President Joe Biden nominated a federal prosecutor to serve as a U.S. district judge in Kansas, but that candidate has already withdrew from consideration, citing the nearly two-year delay in the nomination’s progress.
The second judicial nominee Biden has withdrawn this month is Jabari Wamble. Last week, attorney Michael Delaney withdrew his name from nomination for the Boston-based 1st U.S. Circuit Court of Appeals, handing the Democratic president a rare legal setback. Delaney’s candidacy was not forwarded to the full Senate for confirmation because he did not receive enough support from the Senate Judiciary Committee.
In a letter to Biden, Wamble stated that he was “humbled and honored by the faith you placed in me with this nomination,” but added that he was withdrawing from consideration for appointment to the Kansas U.S. District Court. “My path to this nomination began more than 18 months ago, and after careful thought and consideration I feel that it is best for me to continue my work at the United States Attorney’s Office in the District of Kansas,” he wrote in a letter dated Tuesday.

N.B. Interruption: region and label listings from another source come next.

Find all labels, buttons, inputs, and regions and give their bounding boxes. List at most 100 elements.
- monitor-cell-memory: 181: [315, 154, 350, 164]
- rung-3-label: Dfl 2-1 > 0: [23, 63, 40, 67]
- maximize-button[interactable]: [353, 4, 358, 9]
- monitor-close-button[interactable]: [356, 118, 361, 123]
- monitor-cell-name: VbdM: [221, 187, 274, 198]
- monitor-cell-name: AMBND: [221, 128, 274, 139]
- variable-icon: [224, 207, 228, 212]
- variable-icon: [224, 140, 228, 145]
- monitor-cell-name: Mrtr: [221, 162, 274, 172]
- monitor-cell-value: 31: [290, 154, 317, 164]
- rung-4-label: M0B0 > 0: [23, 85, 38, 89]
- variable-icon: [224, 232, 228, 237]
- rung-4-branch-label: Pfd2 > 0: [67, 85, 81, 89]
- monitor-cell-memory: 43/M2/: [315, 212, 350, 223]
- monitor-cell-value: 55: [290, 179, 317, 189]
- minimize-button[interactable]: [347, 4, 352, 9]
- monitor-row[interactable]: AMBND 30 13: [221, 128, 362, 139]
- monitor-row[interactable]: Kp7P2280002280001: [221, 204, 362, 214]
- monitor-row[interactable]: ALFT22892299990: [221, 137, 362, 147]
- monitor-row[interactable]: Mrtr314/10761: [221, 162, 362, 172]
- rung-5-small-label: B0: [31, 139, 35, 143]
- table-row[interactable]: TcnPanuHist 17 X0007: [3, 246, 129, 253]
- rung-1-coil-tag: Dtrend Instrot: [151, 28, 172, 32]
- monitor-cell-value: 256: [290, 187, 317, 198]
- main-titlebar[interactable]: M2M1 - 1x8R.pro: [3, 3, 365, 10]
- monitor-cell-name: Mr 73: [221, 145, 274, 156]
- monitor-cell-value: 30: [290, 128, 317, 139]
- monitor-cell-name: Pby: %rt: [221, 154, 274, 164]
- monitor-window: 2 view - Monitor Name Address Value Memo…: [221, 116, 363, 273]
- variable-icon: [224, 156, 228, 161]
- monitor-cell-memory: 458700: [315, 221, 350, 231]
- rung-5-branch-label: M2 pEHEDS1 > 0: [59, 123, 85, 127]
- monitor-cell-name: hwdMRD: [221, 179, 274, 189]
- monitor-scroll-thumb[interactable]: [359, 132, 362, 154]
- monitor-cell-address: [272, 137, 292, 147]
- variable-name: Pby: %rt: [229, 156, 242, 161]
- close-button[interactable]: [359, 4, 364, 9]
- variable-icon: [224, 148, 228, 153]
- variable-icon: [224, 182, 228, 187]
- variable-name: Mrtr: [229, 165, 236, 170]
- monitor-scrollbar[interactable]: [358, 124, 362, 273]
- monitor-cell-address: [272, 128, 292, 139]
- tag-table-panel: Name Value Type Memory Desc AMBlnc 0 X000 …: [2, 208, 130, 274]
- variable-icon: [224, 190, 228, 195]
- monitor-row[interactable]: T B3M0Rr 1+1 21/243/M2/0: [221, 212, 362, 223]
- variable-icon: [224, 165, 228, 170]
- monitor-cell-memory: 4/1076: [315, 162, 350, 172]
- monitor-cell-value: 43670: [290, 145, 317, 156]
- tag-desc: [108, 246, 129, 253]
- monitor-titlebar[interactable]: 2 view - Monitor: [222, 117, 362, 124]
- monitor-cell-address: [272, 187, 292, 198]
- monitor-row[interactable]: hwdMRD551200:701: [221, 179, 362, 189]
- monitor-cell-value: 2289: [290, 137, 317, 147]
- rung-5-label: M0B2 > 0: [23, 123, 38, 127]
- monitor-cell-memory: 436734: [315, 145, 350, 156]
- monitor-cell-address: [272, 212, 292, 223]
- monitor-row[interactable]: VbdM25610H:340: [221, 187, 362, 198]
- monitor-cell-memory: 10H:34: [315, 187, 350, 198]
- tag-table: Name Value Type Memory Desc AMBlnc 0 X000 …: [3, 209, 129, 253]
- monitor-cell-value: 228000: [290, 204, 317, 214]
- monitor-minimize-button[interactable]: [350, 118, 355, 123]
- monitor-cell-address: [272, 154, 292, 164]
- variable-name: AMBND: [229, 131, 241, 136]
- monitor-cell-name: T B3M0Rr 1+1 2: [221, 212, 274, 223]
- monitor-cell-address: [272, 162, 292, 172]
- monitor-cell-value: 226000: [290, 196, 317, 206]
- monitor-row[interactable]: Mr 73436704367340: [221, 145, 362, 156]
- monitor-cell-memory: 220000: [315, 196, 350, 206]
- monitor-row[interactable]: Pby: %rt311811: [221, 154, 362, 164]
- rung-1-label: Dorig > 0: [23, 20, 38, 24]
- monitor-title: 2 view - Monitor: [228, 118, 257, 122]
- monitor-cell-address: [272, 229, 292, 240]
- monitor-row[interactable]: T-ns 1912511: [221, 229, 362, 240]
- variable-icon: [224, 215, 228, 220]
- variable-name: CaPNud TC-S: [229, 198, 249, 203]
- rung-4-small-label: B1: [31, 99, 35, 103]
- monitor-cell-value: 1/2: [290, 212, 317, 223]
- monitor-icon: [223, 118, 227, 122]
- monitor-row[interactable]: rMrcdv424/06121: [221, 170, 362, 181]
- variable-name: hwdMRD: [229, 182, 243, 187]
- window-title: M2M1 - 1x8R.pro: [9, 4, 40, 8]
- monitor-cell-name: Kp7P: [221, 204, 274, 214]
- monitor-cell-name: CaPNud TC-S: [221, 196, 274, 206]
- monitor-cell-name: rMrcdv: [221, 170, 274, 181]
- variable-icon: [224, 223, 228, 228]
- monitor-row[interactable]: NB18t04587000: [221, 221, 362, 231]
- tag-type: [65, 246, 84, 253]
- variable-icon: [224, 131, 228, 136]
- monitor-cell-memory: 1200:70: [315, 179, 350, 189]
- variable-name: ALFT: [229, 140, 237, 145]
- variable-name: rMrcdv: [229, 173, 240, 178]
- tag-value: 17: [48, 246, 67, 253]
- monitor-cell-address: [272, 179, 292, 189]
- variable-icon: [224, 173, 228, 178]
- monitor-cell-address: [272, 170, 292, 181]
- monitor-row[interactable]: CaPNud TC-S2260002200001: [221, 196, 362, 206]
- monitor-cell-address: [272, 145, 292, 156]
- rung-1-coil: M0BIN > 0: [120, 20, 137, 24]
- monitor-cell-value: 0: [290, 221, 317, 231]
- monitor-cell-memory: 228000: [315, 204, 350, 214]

On Wednesday, the White House declined to provide an explanation for Wamble’s resignation. The American Bar Association, which grades applicants for federal judgeships, is anticipated to give Wamble a “not qualified” label, according to an official familiar with his confirmation procedure. Wamble does not have a recognized rating from the ABA. The official discussed a private process under the condition of anonymity.
According to White House deputy press secretary Andrew Bates, Wamble is “a deeply qualified attorney who has served with distinction as a prosecutor at the state and federal level in Kansas, who received his undergraduate and law degrees from the University of Kansas, and who has dedicated his life to serving the people of Kansas.” Wamble is one of the nominees that Biden is proud of. Earlier in the Biden administration, Wamble was initially nominated to fill a seat on the circuit court, but the nomination lapsed before he could be confirmed by the Senate. Later, he received a nomination for Kansas’ district court position.
Wamble’s withdrawal was first reported by Politico. Federal judicial expert Carl Tobias, a law professor at the University of Richmond, said he was “puzzled” by the withdrawal. With more than ten years of experience working as an assistant U.S. attorney—often a step on the way to becoming a federal judge—Wamble seems well equipped, according to Tobias. It is confusing to me that Wamble was appointed to the federal bench despite the fact that many others with comparable qualifications had served in Republican and Democratic administrations.